Were your children removed on an Emergency Order?
- Category: Dirty tricks and tactics caseworkers use
- Created: Friday, 26 August 2016 19:03
- Written by Administrator
In NSW the law regarding the removal of children without a warrant and prior to court proceedings has different legal time-frames and requirements in as far as what type of orders can be made and what kind of extension the courts are permitted to grant.
First of all the department has to bring the matter to the court within three days. Secondly the Emergency Care and Protection Order is valid for only 14 days, of which it may be extended for another fourteen. At the end of this time the magistrate has to make a decision as to whether the children were in need of care and protection, and this is a final order.
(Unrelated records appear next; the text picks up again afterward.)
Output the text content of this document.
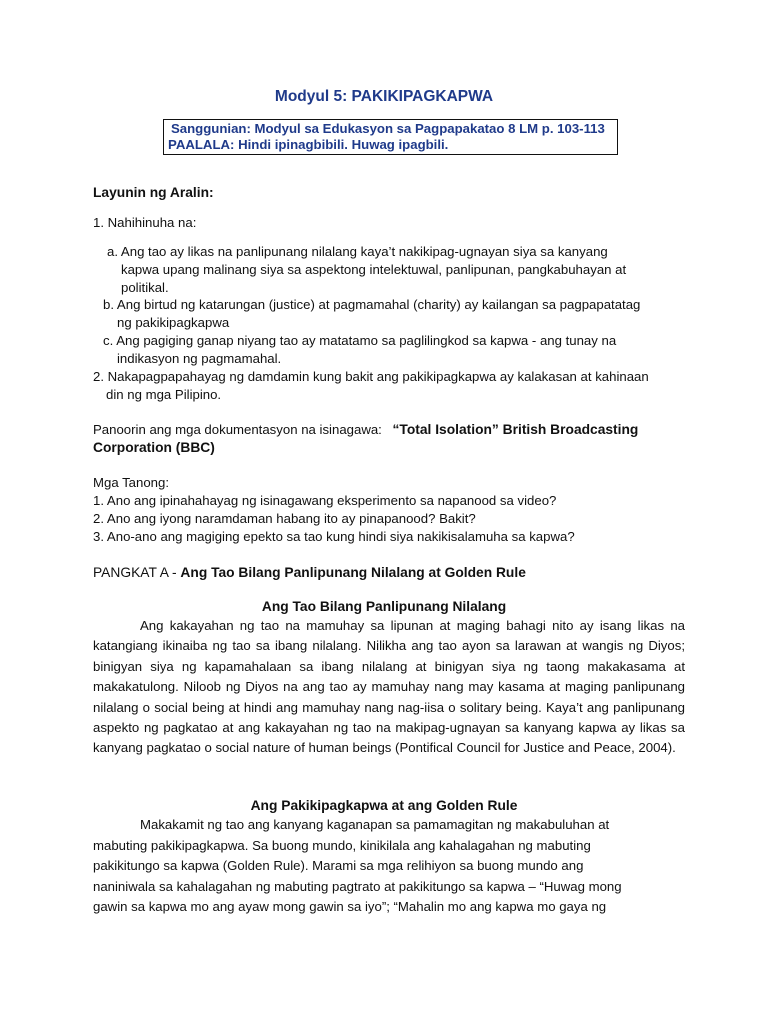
Modyul 5: PAKIKIPAGKAPWA
Sanggunian: Modyul sa Edukasyon sa Pagpapakatao 8 LM p. 103-113
PAALALA: Hindi ipinagbibili. Huwag ipagbili.
Layunin ng Aralin:
1. Nahihinuha na:
a. Ang tao ay likas na panlipunang nilalang kaya’t nakikipag-ugnayan siya sa kanyang
kapwa upang malinang siya sa aspektong intelektuwal, panlipunan, pangkabuhayan at
politikal.
b. Ang birtud ng katarungan (justice) at pagmamahal (charity) ay kailangan sa pagpapatatag
ng pakikipagkapwa
c. Ang pagiging ganap niyang tao ay matatamo sa paglilingkod sa kapwa - ang tunay na
indikasyon ng pagmamahal.
2. Nakapagpapahayag ng damdamin kung bakit ang pakikipagkapwa ay kalakasan at kahinaan
din ng mga Pilipino.
Panoorin ang mga dokumentasyon na isinagawa: “Total Isolation” British Broadcasting
Corporation (BBC)
Mga Tanong:
1. Ano ang ipinahahayag ng isinagawang eksperimento sa napanood sa video?
2. Ano ang iyong naramdaman habang ito ay pinapanood? Bakit?
3. Ano-ano ang magiging epekto sa tao kung hindi siya nakikisalamuha sa kapwa?
PANGKAT A - Ang Tao Bilang Panlipunang Nilalang at Golden Rule
Ang Tao Bilang Panlipunang Nilalang
Ang kakayahan ng tao na mamuhay sa lipunan at maging bahagi nito ay isang likas na katangiang ikinaiba ng tao sa ibang nilalang. Nilikha ang tao ayon sa larawan at wangis ng Diyos; binigyan siya ng kapamahalaan sa ibang nilalang at binigyan siya ng taong makakasama at makakatulong. Niloob ng Diyos na ang tao ay mamuhay nang may kasama at maging panlipunang nilalang o social being at hindi ang mamuhay nang nag-iisa o solitary being. Kaya’t ang panlipunang aspekto ng pagkatao at ang kakayahan ng tao na makipag-ugnayan sa kanyang kapwa ay likas sa kanyang pagkatao o social nature of human beings (Pontifical Council for Justice and Peace, 2004).
Ang Pakikipagkapwa at ang Golden Rule
Makakamit ng tao ang kanyang kaganapan sa pamamagitan ng makabuluhan at
mabuting pakikipagkapwa. Sa buong mundo, kinikilala ang kahalagahan ng mabuting
pakikitungo sa kapwa (Golden Rule). Marami sa mga relihiyon sa buong mundo ang
naniniwala sa kahalagahan ng mabuting pagtrato at pakikitungo sa kapwa – “Huwag mong
gawin sa kapwa mo ang ayaw mong gawin sa iyo”; “Mahalin mo ang kapwa mo gaya ng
He is not permitted to extend the order, he is not permitted to grant adjournments so that caseworkers can start piling up the paperwork they do that usually confuses the judge and takes his attention from the matters first at hand.
The law says this : If an ECPO is made, it will have a life not exceeding 14 days and may be renewed for a similar or lesser term on one occasion only: s 46(3). A child who is subject to an ECPO is usually placed in the “care responsibility” of the Director-General, but another person may be allocated care responsibility. Unlike an interim care order, an ECPO and an extension of an ECPO are “final” orders. Once it is made, the proceedings are at an end and there can be no question of a further court date. Having made the ECPO, the magistrate is “functus officio”. There is no power to make contact or other orders.